Des chercheurs de l’Université Queen Mary de Londres ont montré que le bourdon, cet insecte pollinisateur dont le cerveau, pas plus gros qu’une graine de sésame, abrite moins d’un million de neurones, peut apprendre à distinguer des durées de clignotement lumineux. Autrement dit, comprendre les bases du code Morse. Alex Davidson, doctorant à l’École des sciences biologiques et comportementales, et son équipe, ont élaboré un protocole d’apprentissage ingénieux pour tester les capacités temporelles des bourdons. Le principe reposait sur une motivation universelle dans le règne animal : la nourriture. Les chercheurs ont placé les insectes dans une chambre expérimentale contenant deux cercles lumineux clignotants, l’un rapidement, l’autre lentement.
Sous le premier cercle se trouvait une solution sucrée, friandise irrésistible pour ces butineurs. Sous le second, de la quinine, une substance au goût particulièrement désagréable pour les abeilles. L’objectif était simple : les bourdons allaient-ils établir un lien entre la fréquence de clignotement et la récompense ou la punition qui l’accompagnait ? Une fois cette phase d’apprentissage terminée, les scientifiques sont passés à l’étape décisive. Ils ont reproduit le même dispositif, mais cette fois avec uniquement de l’eau ordinaire sous les deux cercles. Plus de sucre pour les attirer, plus de quinine pour les repousser. La question devenait alors fascinante : privés de ces indices gustatifs, les bourdons se fieraient-ils uniquement aux signaux lumineux pour faire leur choix ?
Les résultats ont dépassé les espérances des chercheurs. Plus de 80 pour cent des bourdons testés ont continué à sélectionner avec une précision remarquable la durée de clignotement associée à la récompense sucrée, même en l’absence de celle-ci. Cette performance devient d’autant plus stupéfiante lorsqu’on considère que ces insectes ne rencontrent jamais de stimuli lumineux artificiels dans leur environnement naturel. Les bourdons évoluent dans un monde de fleurs, de nectar et de rayons solaires naturels. Rien dans leur quotidien ne les prépare à décoder des signaux lumineux clignotants. Pourtant, leur cerveau microscopique a démontré une plasticité cognitive suffisante pour maîtriser cette tâche totalement artificielle en un temps remarquablement court.

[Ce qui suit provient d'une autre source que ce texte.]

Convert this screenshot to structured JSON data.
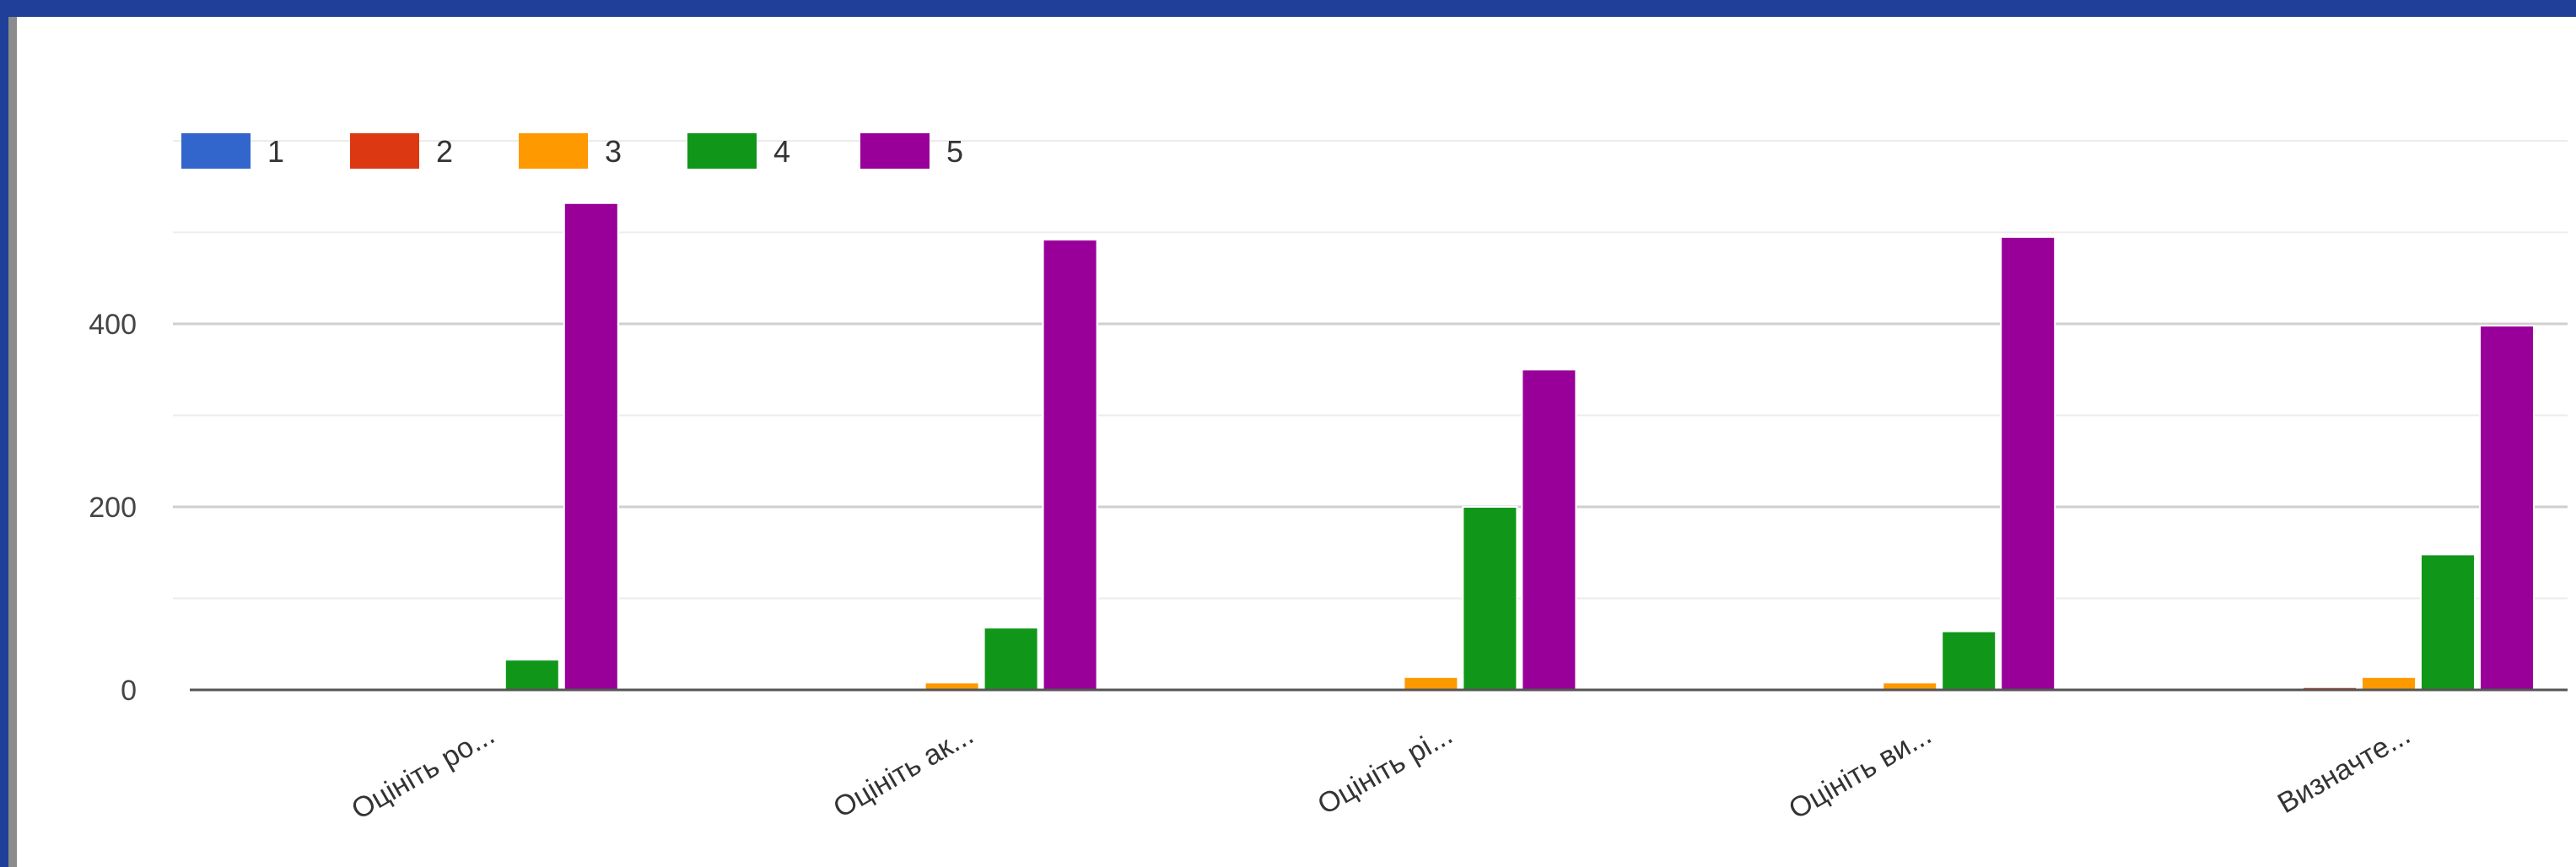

Cette recherche constitue la preuve qu’il est possible de résoudre des tâches cognitives complexes avec un substrat neuronal minimal. Une révélation qui pourrait révolutionner notre approche de l’intelligence artificielle. Les ingénieurs qui conçoivent des réseaux de neurones artificiels cherchent constamment à améliorer l’efficacité de leurs systèmes. Les découvertes sur les bourdons suggèrent qu’il n’est pas nécessaire de multiplier indéfiniment les couches et les connexions pour obtenir des performances remarquables. La nature a développé des solutions élégantes et économes en ressources que nous pourrions imiter. Selon cette étude, cette capacité d’encoder et de traiter la durée pourrait être une propriété intrinsèque du système nerveux lui-même, inhérente au fonctionnement même des neurones. Si cette théorie se confirme, cela signifierait que même les organismes dotés des cerveaux les plus rudimentaires possèdent naturellement une forme de perception temporelle.